Title :
Discussion on “transformation of electric power into light,” and “new types of incandescent lamps,” New York, November 23, 1906
Abstract :
Herschel C. Parker: The problem of the transformation of electric power into light is of equal importance to the physicist and to the electrical engineer. When an electrical engineer experiments on the problem, he is experimenting in the domain of physics; when a physicist works on the problem, he is an electrical engineer, if his experiments are successful; if not, he is simply a physicist. There are only two or three points in Dr. Steinmetz´s beautiful paper on which I am capable of saying anything that will interest you.

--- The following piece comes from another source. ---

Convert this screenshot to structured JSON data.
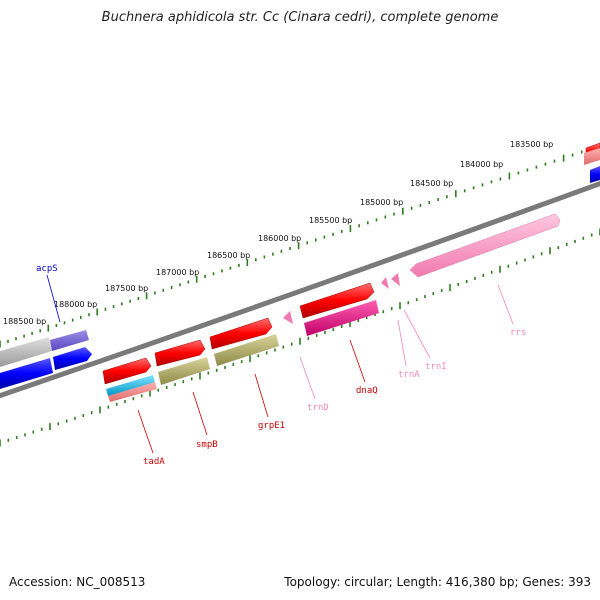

The first is the fact that it is not the melting point of refractory substances that gives a high efficiency, but it is the point of disintegration or vaporization, shown by the tungsten filament and tantalum filaments which have a much lower melting point than carbon, but are much more difficult of vaporization, and hence show a great increase in efficiency. Mr. Walter G. Clark and I have been experimenting for a number of years on the subject of incandescent lighting, and we hope in the near future to present before the Institute some of these results which we think are of interest. A certain filament with which we have been experimenting, one substance of which is supposed to have a melting point of about 1400° cent., has shown an efficiency in experimental lamps of about one watt per candle, with an average life of 700 to 1200 hours. The vapor-tension of this substance is remarkably low; that is, it is almost impossible to vaporize the substance. This bears out in a remarkable manner the statement of Dr. Steinmetz. Another point about this filament is that if at the low temperature of 1800° or 1900° cent., it will give an efficiency of one watt per candle, we certainly must believe that some substances have a considerable selective radiation in the solid form, notwithstanding what the experiments of Messrs. Waidner and Burgess have shown regarding the tungsten and tantalum filaments.